1 GPM Thru 3/4" Baseboard - Isn't Velocity Too Slow?

JustinS

As I understand it, the ideal flow velocity range is 2 - 4 ft/s - outside this range, it is either too slow to efficient air entrainment or too fast for quiet operation... as I see it, this translates to a minimum flow rate of ~3GPM...

Assuming this is correct, why would a baseboard manufacturer even show details for 1 GPM thru 3/4" copper piping, as my manufacturer (Haydon) has shown here (http://www.2haydon.com/index.php?M=2&P=heatbase)...

It just doesn't seem like it's a valid flow rate for that size pipe...

Jamie Hall

Oh it will work... you might have problems with air binding, but it will work. Just won't get that much heat out of it!

icesailor

Well, I never bothered to compute the terminal velocity of water running through cast iron baseboard, but because it always worked at whatever flow rate was provided by a B&B Series 100 circulator, it was never something I or others bothered with.

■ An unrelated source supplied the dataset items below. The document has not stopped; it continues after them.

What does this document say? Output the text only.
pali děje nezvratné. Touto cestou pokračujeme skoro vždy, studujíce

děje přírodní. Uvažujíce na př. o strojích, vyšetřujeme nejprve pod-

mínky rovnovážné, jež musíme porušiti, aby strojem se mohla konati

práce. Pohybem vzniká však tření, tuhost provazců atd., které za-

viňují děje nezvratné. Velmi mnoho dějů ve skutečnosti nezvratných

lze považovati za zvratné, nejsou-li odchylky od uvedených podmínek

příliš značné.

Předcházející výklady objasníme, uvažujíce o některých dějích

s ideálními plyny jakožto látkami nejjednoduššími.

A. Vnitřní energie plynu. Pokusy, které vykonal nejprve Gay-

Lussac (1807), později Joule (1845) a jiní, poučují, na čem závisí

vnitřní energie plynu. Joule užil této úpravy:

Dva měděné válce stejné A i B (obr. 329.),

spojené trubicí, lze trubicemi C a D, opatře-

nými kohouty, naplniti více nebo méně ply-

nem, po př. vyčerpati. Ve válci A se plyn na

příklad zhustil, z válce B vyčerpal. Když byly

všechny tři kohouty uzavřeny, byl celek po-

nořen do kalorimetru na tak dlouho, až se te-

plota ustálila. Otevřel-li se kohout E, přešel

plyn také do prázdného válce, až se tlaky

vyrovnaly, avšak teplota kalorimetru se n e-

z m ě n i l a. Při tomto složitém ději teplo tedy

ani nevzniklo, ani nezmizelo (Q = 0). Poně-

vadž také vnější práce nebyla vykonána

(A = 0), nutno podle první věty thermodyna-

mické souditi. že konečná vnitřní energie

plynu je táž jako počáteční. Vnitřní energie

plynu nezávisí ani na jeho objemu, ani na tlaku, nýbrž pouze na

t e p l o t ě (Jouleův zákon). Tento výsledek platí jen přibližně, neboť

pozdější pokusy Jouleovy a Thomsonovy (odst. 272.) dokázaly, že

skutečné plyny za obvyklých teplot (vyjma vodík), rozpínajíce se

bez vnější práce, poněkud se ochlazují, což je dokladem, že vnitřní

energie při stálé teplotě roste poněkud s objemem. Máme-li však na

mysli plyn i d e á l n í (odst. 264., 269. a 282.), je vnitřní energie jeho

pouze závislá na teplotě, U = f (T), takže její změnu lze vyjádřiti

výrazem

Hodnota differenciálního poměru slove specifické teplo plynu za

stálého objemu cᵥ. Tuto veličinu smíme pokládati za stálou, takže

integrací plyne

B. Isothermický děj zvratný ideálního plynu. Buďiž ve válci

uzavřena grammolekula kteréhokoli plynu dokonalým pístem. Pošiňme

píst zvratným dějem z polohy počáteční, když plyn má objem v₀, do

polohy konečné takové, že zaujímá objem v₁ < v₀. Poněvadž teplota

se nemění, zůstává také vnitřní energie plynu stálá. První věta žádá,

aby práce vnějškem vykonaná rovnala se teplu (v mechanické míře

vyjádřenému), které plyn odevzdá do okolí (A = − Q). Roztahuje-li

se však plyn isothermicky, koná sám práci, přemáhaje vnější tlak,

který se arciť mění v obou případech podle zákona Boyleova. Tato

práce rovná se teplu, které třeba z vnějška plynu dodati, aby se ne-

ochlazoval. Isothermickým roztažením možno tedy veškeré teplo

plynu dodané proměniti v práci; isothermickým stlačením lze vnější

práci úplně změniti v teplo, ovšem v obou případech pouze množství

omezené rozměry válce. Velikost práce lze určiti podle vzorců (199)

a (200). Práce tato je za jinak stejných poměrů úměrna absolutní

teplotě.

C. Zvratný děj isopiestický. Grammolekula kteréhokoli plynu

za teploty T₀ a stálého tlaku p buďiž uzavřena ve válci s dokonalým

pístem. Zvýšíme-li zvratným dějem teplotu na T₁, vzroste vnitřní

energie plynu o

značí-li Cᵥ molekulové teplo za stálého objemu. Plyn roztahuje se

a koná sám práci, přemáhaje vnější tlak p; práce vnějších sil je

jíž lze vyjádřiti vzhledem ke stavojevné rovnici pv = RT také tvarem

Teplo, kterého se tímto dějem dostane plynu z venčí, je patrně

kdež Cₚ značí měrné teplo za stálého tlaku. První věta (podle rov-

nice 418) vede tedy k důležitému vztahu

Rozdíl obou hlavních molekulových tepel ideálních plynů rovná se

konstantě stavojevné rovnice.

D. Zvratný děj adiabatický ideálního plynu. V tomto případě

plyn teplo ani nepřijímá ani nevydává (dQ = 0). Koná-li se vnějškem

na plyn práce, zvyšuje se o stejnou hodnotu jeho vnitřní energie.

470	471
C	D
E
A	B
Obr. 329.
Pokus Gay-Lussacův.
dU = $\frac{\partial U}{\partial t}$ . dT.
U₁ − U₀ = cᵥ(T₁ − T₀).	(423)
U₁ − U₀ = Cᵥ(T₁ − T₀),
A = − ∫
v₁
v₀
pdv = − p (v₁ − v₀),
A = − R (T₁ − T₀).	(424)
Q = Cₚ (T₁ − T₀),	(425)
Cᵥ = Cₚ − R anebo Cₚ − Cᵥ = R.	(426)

However, the required length of 1/2" pipe or tube to feed the baseboard, and all the water stored inside, seemed to not make much difference. The water flowed at whatever speed it went through the 1/2".lowed down rapidly and gave up its heat as it slowly passed through, and picked up speed rapidly on the way out. Sort of like a 8 tube, 25" high X 25 section radiator would.

hot_rod

This journal may help clear up some of the questions about flow rates, ∆T and heat output from various types of emitters.

Graph 3-5, is based on a 12' section of typical BB supplied with 160F.
The BB manufacturers tables show 600 BTU/ft, 200F supply at 1 gpm for this BB.
In 3/4 copper tube baseboard output starts dropping sharply below 1 gpm.
Somewhere around .4 gpm the fluid turns laminar and output plunges, figure 3-5.

The takeaway is the output from a fin tube baseboard is non-linear. The output decreases slowly at higher flows, drops sharply at low flow rates.
Just beware of how varying the flow rate thru any emitter changes the heat output.


http://www.caleffi.com/sites/default/files/coll_attach_file/idronics_16_na_0.pdf

Air removal is still possible at 1gpm flow rates in 3/4 copper. If the piping has a lot of ups and downs, some high point vents may be needed to get a good clean purge.

Problematic installations might be where the installer went up and over a door with the piping creating high spots, for example, that trap air from a slow flowing stream. Same with long vertical drops, it becomes harder to push the air along with the fluid stream when velocities are low.

Higher flow rates equate to increased heat output in hydronic emitters, as long as pumping requirements don't get excessive. No need putting a 0099 just to get the highest outputs. Balance the heat output (flow rate) against pump size required to achieve it.

Most properly sized and designed residential systems, bb or radiant loops or hydro-air can generally be pumped efficiently and offer sufficient output with 80W or less, 1/2 that if you opt for ECM technology.

icesailor

HR,

That info must be in your new Idronics #16.

I wish all my old and treasured information hadn't been left in a box that wasn't meant for the dumpster. I think there is a misconception of what goes on with fin tube series baseboard and cast iron baseboard and radiators.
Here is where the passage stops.